DAMAGE: We collected information about 85 different types of damage in the DNA (as of October 14, 2010). Many of them describe general classes of damage events such as single-strand breaks or base loss that are independent of the local sequence). About 60 chemical compounds that cause DNA damage were connected to the according types of damage. Of all lesions, 36 could be connected to a single molecular structure (e.g. point mutations and nucleotide modifications such as 1-hydroxypropyl-adenine). Each type of damage is described on its own sub-page, which includes information about the potential source (e.g. spontaneous formation, intermediate in some DNA repair process, etc.), proteins that may recognize its presence in the DNA, keywords that facilitate analyzing its context, and literature links. For 36 types of damage with unique chemical structures, REPAIRtoire displays the structure in 1D (using a SMILE code), 2D and 3D (with the JMol JAVA applet), and provides atomic coordinates for download in the .mol format.

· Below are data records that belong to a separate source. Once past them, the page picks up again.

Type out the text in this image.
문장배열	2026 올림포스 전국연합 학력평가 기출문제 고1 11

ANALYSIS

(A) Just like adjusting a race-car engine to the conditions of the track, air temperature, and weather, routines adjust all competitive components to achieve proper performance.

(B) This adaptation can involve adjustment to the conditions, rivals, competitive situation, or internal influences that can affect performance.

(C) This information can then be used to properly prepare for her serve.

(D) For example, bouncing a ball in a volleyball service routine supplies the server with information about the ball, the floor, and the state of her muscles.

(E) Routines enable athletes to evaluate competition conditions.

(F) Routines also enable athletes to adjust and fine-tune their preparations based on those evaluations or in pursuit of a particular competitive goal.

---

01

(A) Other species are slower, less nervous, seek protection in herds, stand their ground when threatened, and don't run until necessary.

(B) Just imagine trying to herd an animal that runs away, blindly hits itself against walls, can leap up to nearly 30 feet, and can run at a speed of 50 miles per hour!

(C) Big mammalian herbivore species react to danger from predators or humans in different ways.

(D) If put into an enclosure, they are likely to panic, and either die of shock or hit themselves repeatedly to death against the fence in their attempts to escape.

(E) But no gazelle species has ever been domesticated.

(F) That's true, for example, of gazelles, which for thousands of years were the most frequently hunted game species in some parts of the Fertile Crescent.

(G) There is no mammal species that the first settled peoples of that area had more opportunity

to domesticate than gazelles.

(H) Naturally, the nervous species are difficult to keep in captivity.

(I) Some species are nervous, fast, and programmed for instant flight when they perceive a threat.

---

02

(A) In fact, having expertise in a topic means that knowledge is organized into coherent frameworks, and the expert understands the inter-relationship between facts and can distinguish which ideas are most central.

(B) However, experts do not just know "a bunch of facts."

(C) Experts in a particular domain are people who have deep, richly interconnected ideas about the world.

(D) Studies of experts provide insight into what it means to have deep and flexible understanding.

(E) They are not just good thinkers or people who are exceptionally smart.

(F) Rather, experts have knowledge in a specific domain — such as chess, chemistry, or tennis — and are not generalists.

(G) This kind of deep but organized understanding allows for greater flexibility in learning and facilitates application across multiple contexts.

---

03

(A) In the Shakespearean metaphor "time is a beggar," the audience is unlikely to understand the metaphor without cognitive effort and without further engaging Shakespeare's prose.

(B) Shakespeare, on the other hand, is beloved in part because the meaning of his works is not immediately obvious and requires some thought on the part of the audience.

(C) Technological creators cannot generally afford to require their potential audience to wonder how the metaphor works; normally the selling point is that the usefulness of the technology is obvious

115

PATHWAYS: This menu provides access to data about eight pathways (DDS, DDR, BER, NER, MMR, HHR, NHEJ, TLS) from three model organisms:
Escherichia coli,
Saccharomyces cerevisiae and
Homo sapiens. These pathways are represented as graphs visualized with PyGraphviz (
http://networkx.lanl.gov/pygraphviz/), in which the nodes represent DNA states, and the edges represent the reactions between them, e.g. enzymatic reactions. All edges of the (sub)graph, i.e. arrows that connect the images, are hyperlinked to static ‘reaction’ windows comprising one or more panels that display basic information about the selected reaction. All nodes of the graph, e.g. DNA–protein complexes at various stages of the repair process, are hyperlinked to static windows comprising detailed information about the given stage of DNA repair. All protein components of each state/complex are also hyperlinked to individual protein pages.

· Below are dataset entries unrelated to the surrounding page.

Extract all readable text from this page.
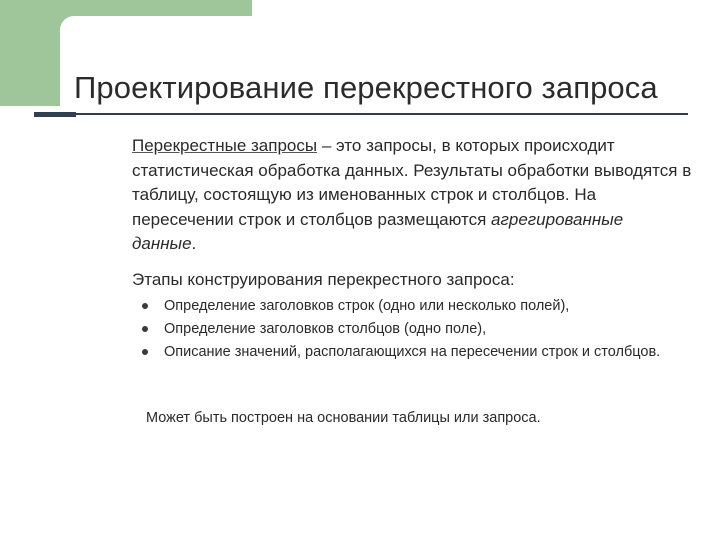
Проектирование перекрестного запроса

Перекрестные запросы – это запросы, в которых происходит статистическая обработка данных. Результаты обработки выводятся в таблицу, состоящую из именованных строк и столбцов. На пересечении строк и столбцов размещаются агрегированные данные.

Этапы конструирования перекрестного запроса:
Определение заголовков строк (одно или несколько полей),
Определение заголовков столбцов (одно поле),
Описание значений, располагающихся на пересечении строк и столбцов.
Может быть построен на основании таблицы или запроса.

PROTEINS: As of October 14, 2010, REPAIRtoire stores information about 69, 78 and 154 proteins from
E.
coli,
S.
cerevisiae and H.
sapiens, respectively, and their genes that can be assessed either via pathways or directly from the `PROTEINS’ menu. In the process of manual data curation, we collected the available information concerning alternative gene and protein names and amino acid sequences available in the NCBI databases (
22), 3D structures available in the protein data bank (
23) and various features available in other databases (e.g. information about the enzymatic function, presence of isoforms, cellular/tissue and subcellular localization, together with links to the relevant database entries). Currently the DNA repair protein data set encompasses only
E. coli,
S. cerevisiae and
H. sapiens, but will be expanded in the future and may eventually comprise all orthologs of the functionally characterized enzymes identifiable in fully sequenced genomes.
DISEASES: Thus far, we have compiled information about 40 diseases caused by the mutations in 32 genes linked to defects in DNA repair proteins. This data set is presented as a table with hyperlinks to the proteins concerned, and to the relevant entries in the Online Mendelian Inheritance in Man (OMIM) database (
22). Each disease has its own subpage with a succinct description and additional links (e.g. keywords). Reciprocal links to diseases are also available in each protein field.
KEYWORDS: This menu provides quick access to the most common keywords used to annotate the database entities according to biological processes and activities such as: DNA repair pathways, the response to DNA damage, the cell cycle checkpoint control, the DNA N-glycosylase, the DNA N-glycosylase/AP-lyase, etc.
PUBLICATIONS: Literature references to entries in the PubMed database (
22) have been compiled into an additional data set, currently comprising 2613 positions.